В дверях стоял молодой солдат в свежевыстиранной и идеально выглаженной форме. — Бригадный генерал Фаршад, сэр…





Он поднял глаза, его взгляд был нетерпеливым до жестокости. — В чем дело?

– Заключенный готов принять вас прямо сейчас.

Фаршад медленно встал. Он протиснулся мимо молодого полицейского к камере с американцем. Нравилось ему это или нет, но Фаршаду все еще предстояла работа.

Сэнди Чоудхури знал, что ситуация была плохой. Их правительственные учетные записи электронной почты, их правительственные мобильные телефоны, даже торговый автомат, который принимал кредитные карты и работал с правительственного IP—адреса, — все это было отключено. Никто не мог войти в систему. Ни один пароль не сработал. Они были отрезаны от всего. Это плохо, это плохо, это плохо — это было все, о чем мог думать Чоудхури.

Он не мог связаться с Центральным командованием или Индо-Тихоокеанским командованием, и его воображение лихорадочно рисовало множество возможных последствий для F-35, которые они потеряли, а также судьбу "Джона Пола Джонса" и его кораблей-аналогов в Южно-Китайском море. В этой нарастающей панике мысли Чоудхури неожиданно блуждали.

Воспоминание продолжало всплывать в памяти.

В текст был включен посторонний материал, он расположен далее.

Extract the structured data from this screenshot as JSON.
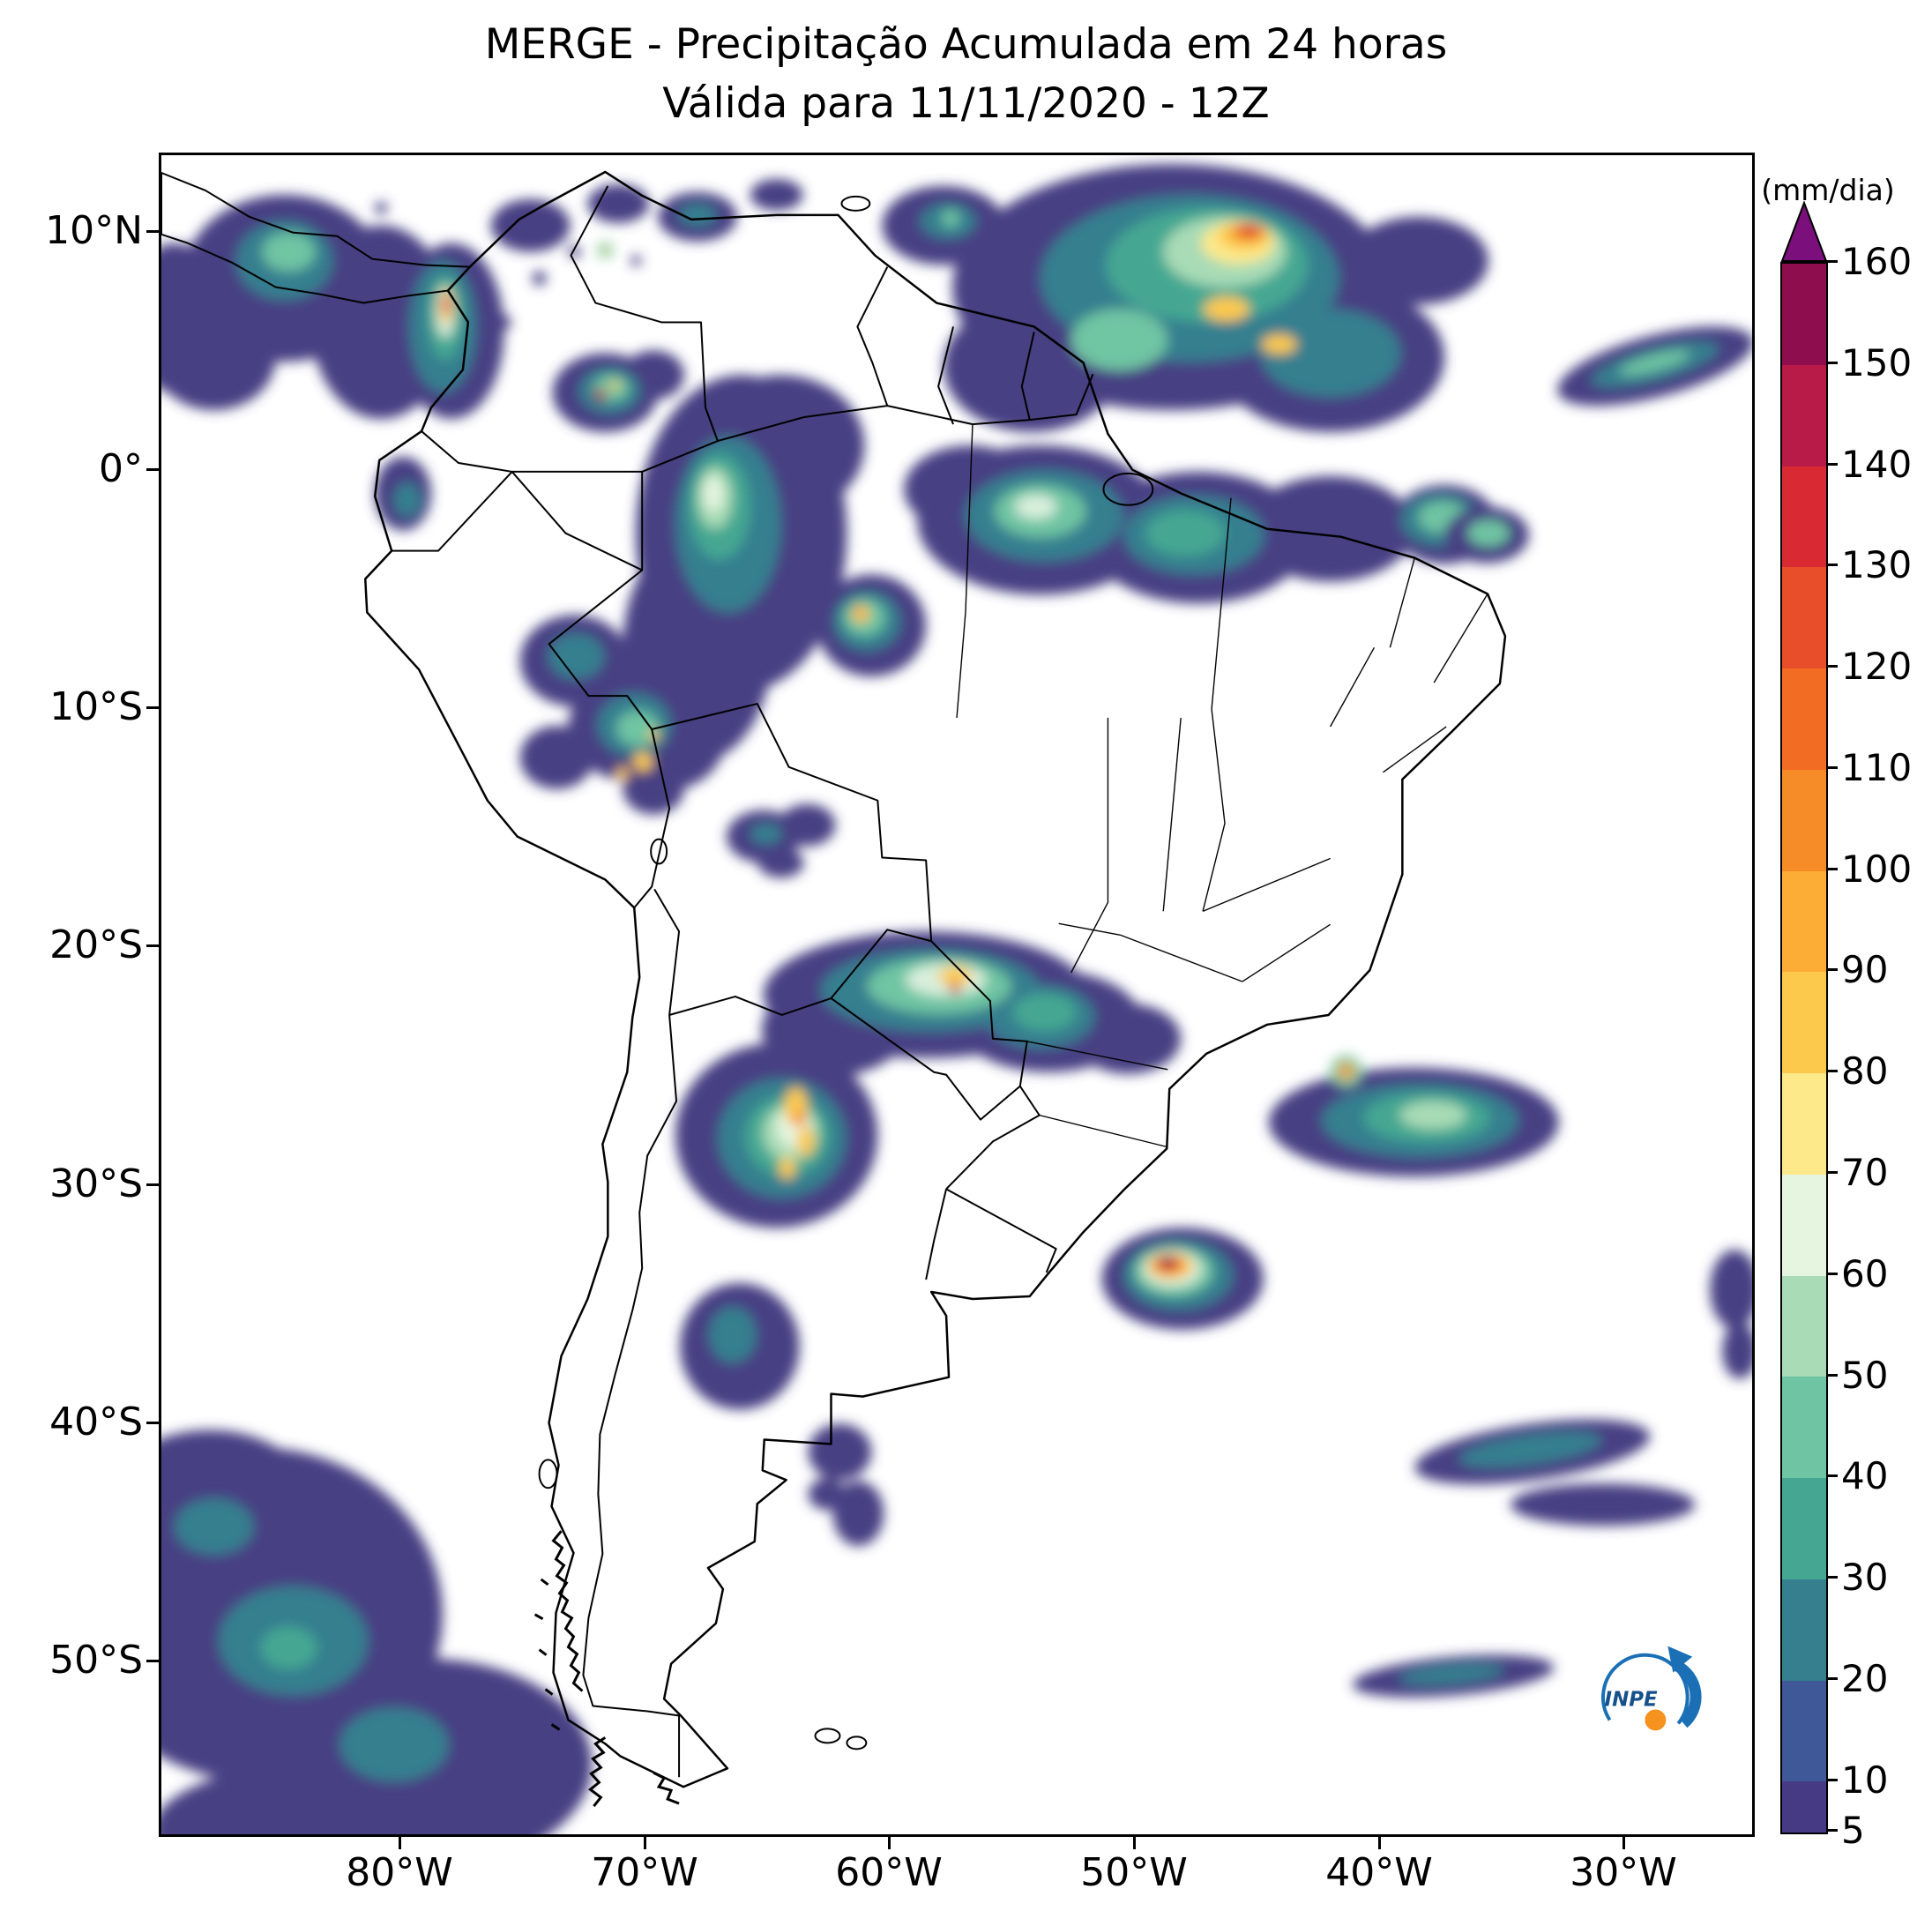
{
  "title": {
    "line1": "MERGE - Precipitação Acumulada em 24 horas",
    "line2": "Válida para 11/11/2020 - 12Z"
  },
  "axes": {
    "lat_ticks": [
      "10°N",
      "0°",
      "10°S",
      "20°S",
      "30°S",
      "40°S",
      "50°S"
    ],
    "lon_ticks": [
      "80°W",
      "70°W",
      "60°W",
      "50°W",
      "40°W",
      "30°W"
    ]
  },
  "colorbar": {
    "unit": "(mm/dia)",
    "tick_labels": [
      "160",
      "150",
      "140",
      "130",
      "120",
      "110",
      "100",
      "90",
      "80",
      "70",
      "60",
      "50",
      "40",
      "30",
      "20",
      "10",
      "5"
    ],
    "levels": [
      5,
      10,
      20,
      30,
      40,
      50,
      60,
      70,
      80,
      90,
      100,
      110,
      120,
      130,
      140,
      150,
      160
    ],
    "palette_top_to_bottom": [
      "#8e0d4e",
      "#b81b47",
      "#d92a33",
      "#e84e29",
      "#f26c23",
      "#f68c28",
      "#fbad35",
      "#fdc94d",
      "#fde98a",
      "#e6f5e0",
      "#a8dbb6",
      "#6fc5a3",
      "#45a792",
      "#357f8f",
      "#3f5897",
      "#473a85"
    ],
    "arrow_color": "#7b0f7c"
  },
  "logo": {
    "text": "INPE",
    "blue": "#1a6fb5",
    "orange": "#f6921e"
  }
}
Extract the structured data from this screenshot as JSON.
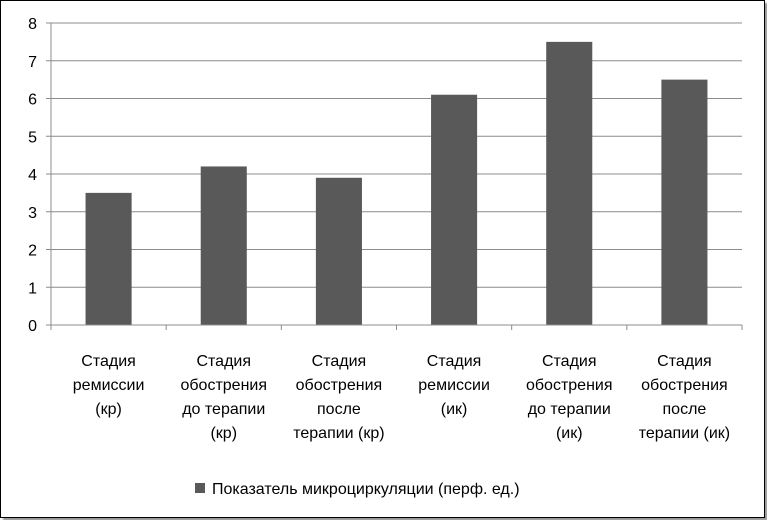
{
  "chart_data": {
    "type": "bar",
    "categories": [
      [
        "Стадия",
        "ремиссии",
        "(кр)"
      ],
      [
        "Стадия",
        "обострения",
        "до терапии",
        "(кр)"
      ],
      [
        "Стадия",
        "обострения",
        "после",
        "терапии (кр)"
      ],
      [
        "Стадия",
        "ремиссии",
        "(ик)"
      ],
      [
        "Стадия",
        "обострения",
        "до терапии",
        "(ик)"
      ],
      [
        "Стадия",
        "обострения",
        "после",
        "терапии (ик)"
      ]
    ],
    "series": [
      {
        "name": "Показатель микроциркуляции (перф. ед.)",
        "values": [
          3.5,
          4.2,
          3.9,
          6.1,
          7.5,
          6.5
        ],
        "color": "#595959"
      }
    ],
    "ylim": [
      0,
      8
    ],
    "yticks": [
      0,
      1,
      2,
      3,
      4,
      5,
      6,
      7,
      8
    ],
    "grid": true,
    "legend": "bottom",
    "title": "",
    "xlabel": "",
    "ylabel": ""
  }
}
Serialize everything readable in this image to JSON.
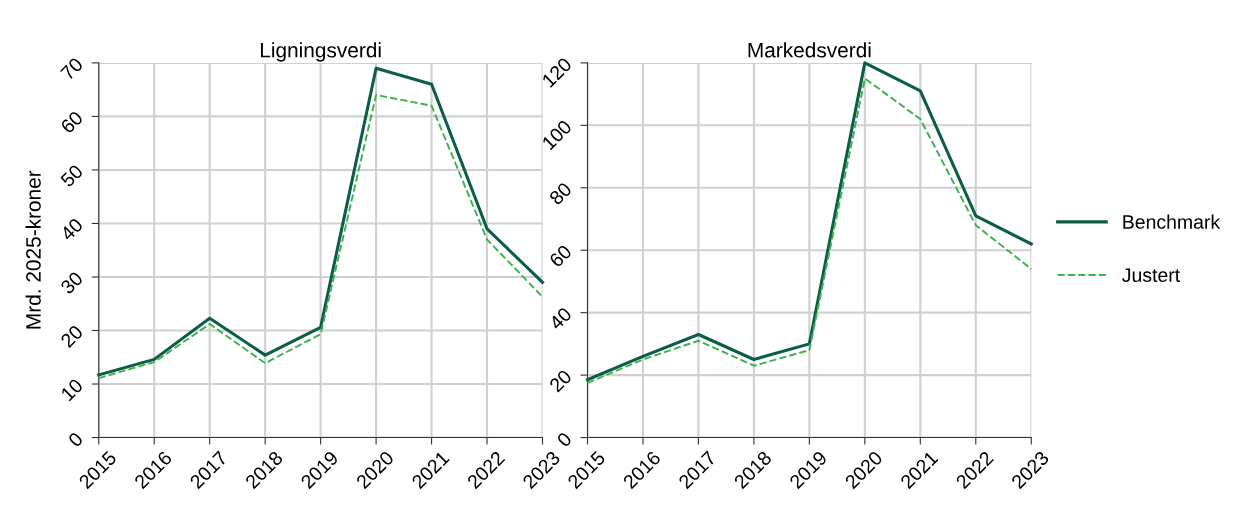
{
  "chart_data": [
    {
      "type": "line",
      "title": "Ligningsverdi",
      "ylabel": "Mrd. 2025-kroner",
      "x": [
        2015,
        2016,
        2017,
        2018,
        2019,
        2020,
        2021,
        2022,
        2023
      ],
      "xlim": [
        2015,
        2023
      ],
      "xticks": [
        2015,
        2016,
        2017,
        2018,
        2019,
        2020,
        2021,
        2022,
        2023
      ],
      "ylim": [
        0,
        70
      ],
      "yticks": [
        0,
        10,
        20,
        30,
        40,
        50,
        60,
        70
      ],
      "grid": true,
      "legend": false,
      "series": [
        {
          "color": "#0b5e45",
          "line_style": "solid",
          "values": [
            11.7,
            14.6,
            22.3,
            15.4,
            20.6,
            69,
            66,
            39,
            29
          ]
        },
        {
          "color": "#3cb44b",
          "line_style": "dashed",
          "values": [
            11.1,
            14.1,
            21.2,
            13.9,
            19.3,
            64,
            62,
            37,
            26.3
          ]
        }
      ]
    },
    {
      "type": "line",
      "title": "Markedsverdi",
      "x": [
        2015,
        2016,
        2017,
        2018,
        2019,
        2020,
        2021,
        2022,
        2023
      ],
      "xlim": [
        2015,
        2023
      ],
      "xticks": [
        2015,
        2016,
        2017,
        2018,
        2019,
        2020,
        2021,
        2022,
        2023
      ],
      "ylim": [
        0,
        120
      ],
      "yticks": [
        0,
        20,
        40,
        60,
        80,
        100,
        120
      ],
      "grid": true,
      "legend": "right",
      "series": [
        {
          "name": "Benchmark",
          "color": "#0b5e45",
          "line_style": "solid",
          "values": [
            18.5,
            26,
            33,
            25,
            30,
            120,
            111,
            71,
            62
          ]
        },
        {
          "name": "Justert",
          "color": "#3cb44b",
          "line_style": "dashed",
          "values": [
            17.5,
            25,
            31,
            23,
            28,
            115,
            102,
            68,
            54
          ]
        }
      ]
    }
  ]
}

Когда он учился в средней школе в Северной Вирджинии, он бегал с препятствиями. Он тоже был довольно хорош, пока несчастный случай не положил конец его карьере легкоатлета. Он сломал лодыжку на якорной ноге эстафеты 4х400 метров. Это было в юниорском классе, на региональном чемпионате. Когда он упал на дорожку, он чувствовал свое ободранное колено и ладони, жжение от пореза в этих порезах, но он не чувствовал своей сильно сломанной лодыжки. Он просто сидел посреди гонки, а его конкуренты проходили мимо него, ошарашенно глядя на свою ногу, которая онемело свисала с нижней части сустава. Он знал, как сильно это скоро будет болеть, но боль еще не началась.